Victor Moses, meanwhile, always had the possibility to be exceptional but it is Conte who has drawn it out of a player seemingly destined to spend his career on loan.
Moses says Conte has educated him – “constantly talking to me in training”. Moses also says: “We memorise moves to gel us together.”
This is the hands-on coaching others have referred to, and “very hands-on” is also the term used by a local Italian chef in west London who sometimes has to send Conte photographs of his players’ food. The chef adds the players “love Conte”.
That is due to another factor in Conte’s impact at Stamford Bridge – the concept of equality. It is notable that both Moses and Luiz have mentioned this in the last month. “No favouritism,” says Moses; “one of his [Conte’s]best qualities is that he treats everyone equally,” says Luiz.
Then there was Conte's challenge to those who said Eden Hazard should be more selfish in front of goal: "The best player in the world doesn't exist without a team," was Conte's reply.
“For me it is sad when I hear one player must be more selfish to reach the top level. This is not my idea of football. I prefer to lose.”

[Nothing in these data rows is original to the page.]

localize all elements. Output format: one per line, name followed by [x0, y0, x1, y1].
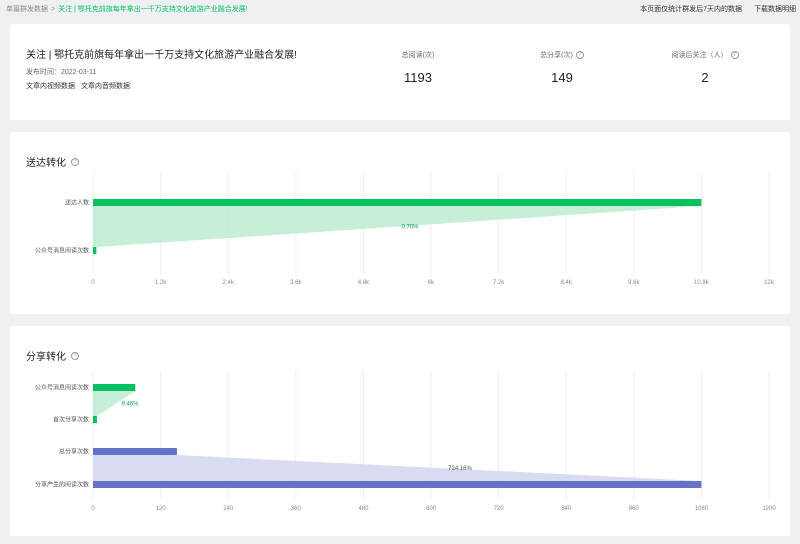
breadcrumb-current: 关注 | 鄂托克前旗每年拿出一千万支持文化旅游产业融合发展! — [58, 6, 248, 13]
x-tick-label: 600 — [426, 506, 437, 512]
x-tick-label: 840 — [561, 506, 572, 512]
x-tick-label: 8.4k — [561, 280, 573, 286]
delivery-conversion-chart: 0 1.2k 2.4k 3.6k 4.8k 6k 7.2k 8.4k 9.6k 10.8k 12k 0… — [35, 172, 775, 286]
share-conversion-chart: 0 120 240 360 480 600 720 840 960 1080 1200 9.46% 72… — [35, 370, 776, 512]
conversion-rate-label: 9.46% — [121, 402, 139, 408]
bar — [93, 448, 177, 455]
conversion-rate-label: 724.16% — [448, 466, 472, 472]
x-tick-label: 480 — [358, 506, 369, 512]
category-label: 公众号消息阅读次数 — [35, 384, 89, 392]
category-label: 分享产生的阅读次数 — [35, 481, 89, 489]
bar — [93, 247, 97, 254]
category-label: 公众号消息阅读次数 — [35, 247, 89, 255]
conversion-rate-label: 0.70% — [401, 225, 419, 231]
header-right: 本页面仅统计群发后7天内的数据 下载数据明细 — [640, 4, 796, 14]
x-tick-label: 0 — [91, 506, 95, 512]
category-label: 首次分享次数 — [53, 416, 89, 424]
delivery-conversion-card: 送达转化? 0 1.2k 2.4k 3.6k 4.8k 6k 7.2k 8.4k 9.6k 10.… — [10, 132, 790, 314]
x-tick-label: 9.6k — [628, 280, 640, 286]
x-tick-label: 960 — [629, 506, 640, 512]
stat-follows-after-read: 阅读后关注（人）? 2 — [650, 50, 760, 85]
x-tick-label: 4.8k — [358, 280, 370, 286]
stat-label: 总阅读(次) — [401, 52, 435, 59]
funnel-connector — [93, 206, 702, 247]
top-bar: 单篇群发数据 > 关注 | 鄂托克前旗每年拿出一千万支持文化旅游产业融合发展! 本页… — [0, 0, 800, 18]
x-tick-label: 2.4k — [223, 280, 235, 286]
stat-total-shares: 总分享(次)? 149 — [507, 50, 617, 85]
stat-value: 149 — [551, 70, 573, 85]
bar — [93, 481, 702, 488]
category-label: 总分享次数 — [59, 448, 89, 456]
delivery-conversion-title: 送达转化 — [26, 158, 66, 169]
article-summary-card: 关注 | 鄂托克前旗每年拿出一千万支持文化旅游产业融合发展! 发布时间：2022… — [10, 24, 790, 120]
stat-value: 1193 — [404, 70, 432, 85]
breadcrumb-root[interactable]: 单篇群发数据 — [6, 6, 48, 13]
x-tick-label: 720 — [494, 506, 505, 512]
audio-data-link[interactable]: 文章内音频数据 — [81, 83, 130, 90]
x-tick-label: 360 — [291, 506, 302, 512]
publish-date: 发布时间：2022-03-11 — [26, 69, 97, 76]
x-tick-label: 6k — [428, 280, 435, 286]
article-title: 关注 | 鄂托克前旗每年拿出一千万支持文化旅游产业融合发展! — [26, 50, 297, 61]
x-tick-label: 10.8k — [694, 280, 710, 286]
x-tick-label: 1.2k — [155, 280, 167, 286]
help-icon[interactable]: ? — [71, 351, 79, 360]
category-label: 送达人数 — [65, 199, 89, 207]
help-icon[interactable]: ? — [71, 157, 79, 166]
help-icon[interactable]: ? — [730, 51, 739, 59]
share-conversion-title: 分享转化 — [26, 352, 66, 363]
x-tick-label: 1200 — [762, 506, 776, 512]
video-data-link[interactable]: 文章内视频数据 — [26, 83, 75, 90]
article-links: 文章内视频数据 文章内音频数据 — [26, 81, 136, 91]
section-title: 分享转化? — [26, 348, 79, 363]
data-range-note: 本页面仅统计群发后7天内的数据 — [640, 6, 743, 13]
download-data-link[interactable]: 下载数据明细 — [754, 6, 796, 13]
x-tick-label: 1080 — [695, 506, 709, 512]
help-icon[interactable]: ? — [575, 51, 584, 59]
stat-total-reads: 总阅读(次) 1193 — [363, 50, 473, 85]
stat-label: 阅读后关注（人） — [671, 52, 728, 59]
breadcrumb: 单篇群发数据 > 关注 | 鄂托克前旗每年拿出一千万支持文化旅游产业融合发展! — [6, 6, 248, 13]
x-tick-label: 120 — [156, 506, 167, 512]
x-tick-label: 0 — [91, 280, 95, 286]
x-tick-label: 3.6k — [290, 280, 302, 286]
bar — [93, 199, 702, 206]
stat-value: 2 — [701, 70, 709, 85]
share-conversion-card: 分享转化? 0 120 240 360 480 600 720 840 960 1080 1200 9… — [10, 326, 790, 536]
section-title: 送达转化? — [26, 154, 79, 169]
x-tick-label: 7.2k — [493, 280, 505, 286]
bar — [93, 416, 97, 423]
stat-label: 总分享(次) — [540, 52, 573, 59]
x-tick-label: 12k — [764, 280, 775, 286]
x-tick-label: 240 — [223, 506, 234, 512]
bar — [93, 384, 136, 391]
funnel-connector — [93, 455, 702, 481]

He has not had much experience of that at Chelsea. After last season's implosion, when Jose Mourinho went, Hazard failed to score for six months, players were branded "rats" by supporters and Chelsea lost 12 games to finish tenth, this season has been unexpectedly serene. It could easily have been different.
Undoubtedly having no European football (like Liverpool) has enabled Conte to coach his way into the club. In quick time he has reshaped the team, revitalised some, moved on others and now has the prospect of a Premier League and FA Cup double.

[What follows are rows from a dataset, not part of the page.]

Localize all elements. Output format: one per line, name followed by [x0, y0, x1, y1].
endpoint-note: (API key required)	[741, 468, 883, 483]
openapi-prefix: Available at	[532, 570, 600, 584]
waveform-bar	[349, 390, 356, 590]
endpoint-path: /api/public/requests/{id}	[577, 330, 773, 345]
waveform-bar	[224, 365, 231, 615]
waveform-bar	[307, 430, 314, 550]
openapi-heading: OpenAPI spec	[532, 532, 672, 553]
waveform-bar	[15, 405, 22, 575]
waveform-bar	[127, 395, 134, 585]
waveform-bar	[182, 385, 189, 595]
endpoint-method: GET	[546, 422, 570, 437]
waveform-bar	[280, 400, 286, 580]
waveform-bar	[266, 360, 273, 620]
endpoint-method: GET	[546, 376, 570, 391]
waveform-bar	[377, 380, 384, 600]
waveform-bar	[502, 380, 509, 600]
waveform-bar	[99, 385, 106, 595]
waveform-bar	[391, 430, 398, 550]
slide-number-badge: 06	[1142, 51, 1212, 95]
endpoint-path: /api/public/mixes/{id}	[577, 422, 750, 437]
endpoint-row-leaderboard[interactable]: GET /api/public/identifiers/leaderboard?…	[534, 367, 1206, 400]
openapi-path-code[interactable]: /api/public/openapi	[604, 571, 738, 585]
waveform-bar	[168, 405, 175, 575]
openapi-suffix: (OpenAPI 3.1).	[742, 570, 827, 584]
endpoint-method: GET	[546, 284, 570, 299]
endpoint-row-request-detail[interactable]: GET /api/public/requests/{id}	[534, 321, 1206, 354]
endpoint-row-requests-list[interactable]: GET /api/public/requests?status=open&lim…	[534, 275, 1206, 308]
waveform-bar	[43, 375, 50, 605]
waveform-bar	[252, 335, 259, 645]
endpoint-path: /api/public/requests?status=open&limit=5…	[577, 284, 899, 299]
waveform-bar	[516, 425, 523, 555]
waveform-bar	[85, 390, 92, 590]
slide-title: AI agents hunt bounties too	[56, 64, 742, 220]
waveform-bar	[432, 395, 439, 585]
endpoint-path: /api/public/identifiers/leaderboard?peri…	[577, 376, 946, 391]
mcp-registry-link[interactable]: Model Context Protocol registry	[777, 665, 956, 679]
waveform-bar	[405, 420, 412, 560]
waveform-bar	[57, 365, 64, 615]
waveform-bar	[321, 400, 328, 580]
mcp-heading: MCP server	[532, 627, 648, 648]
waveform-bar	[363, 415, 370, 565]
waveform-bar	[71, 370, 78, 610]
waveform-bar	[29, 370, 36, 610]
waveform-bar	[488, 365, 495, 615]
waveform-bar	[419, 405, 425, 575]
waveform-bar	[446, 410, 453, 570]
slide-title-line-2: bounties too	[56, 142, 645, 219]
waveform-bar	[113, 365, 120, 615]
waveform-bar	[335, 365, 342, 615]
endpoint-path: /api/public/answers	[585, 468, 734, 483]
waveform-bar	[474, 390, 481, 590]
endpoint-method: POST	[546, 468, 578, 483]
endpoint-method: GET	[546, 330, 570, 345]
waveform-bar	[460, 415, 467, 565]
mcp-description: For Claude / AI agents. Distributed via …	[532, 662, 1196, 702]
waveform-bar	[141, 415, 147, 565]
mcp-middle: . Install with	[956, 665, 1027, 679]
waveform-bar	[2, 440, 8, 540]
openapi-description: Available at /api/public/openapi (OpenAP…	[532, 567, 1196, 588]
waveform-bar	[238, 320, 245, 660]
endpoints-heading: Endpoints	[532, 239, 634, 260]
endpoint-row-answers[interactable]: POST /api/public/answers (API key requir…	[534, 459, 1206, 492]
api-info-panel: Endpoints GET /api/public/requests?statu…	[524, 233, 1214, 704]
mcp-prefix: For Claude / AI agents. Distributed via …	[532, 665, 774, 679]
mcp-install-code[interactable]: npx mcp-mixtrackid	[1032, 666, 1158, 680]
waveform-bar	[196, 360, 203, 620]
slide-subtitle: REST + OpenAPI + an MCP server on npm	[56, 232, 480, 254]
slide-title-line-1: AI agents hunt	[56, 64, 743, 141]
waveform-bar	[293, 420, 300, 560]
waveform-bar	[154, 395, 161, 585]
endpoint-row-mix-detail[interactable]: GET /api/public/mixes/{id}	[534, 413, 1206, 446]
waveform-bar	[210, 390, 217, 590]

There is this question mark over Inter Milan's interest. It was the front page of Gazzetta dello Sport again on Thursday morning and Conte's wife and daughter have stayed in Turin.
One would expect, however, that a challenging man would like to take his Chelsea into the Champions League. There he could attempt to justify another Sacchi phrase from his website: “Conte is a maestro.”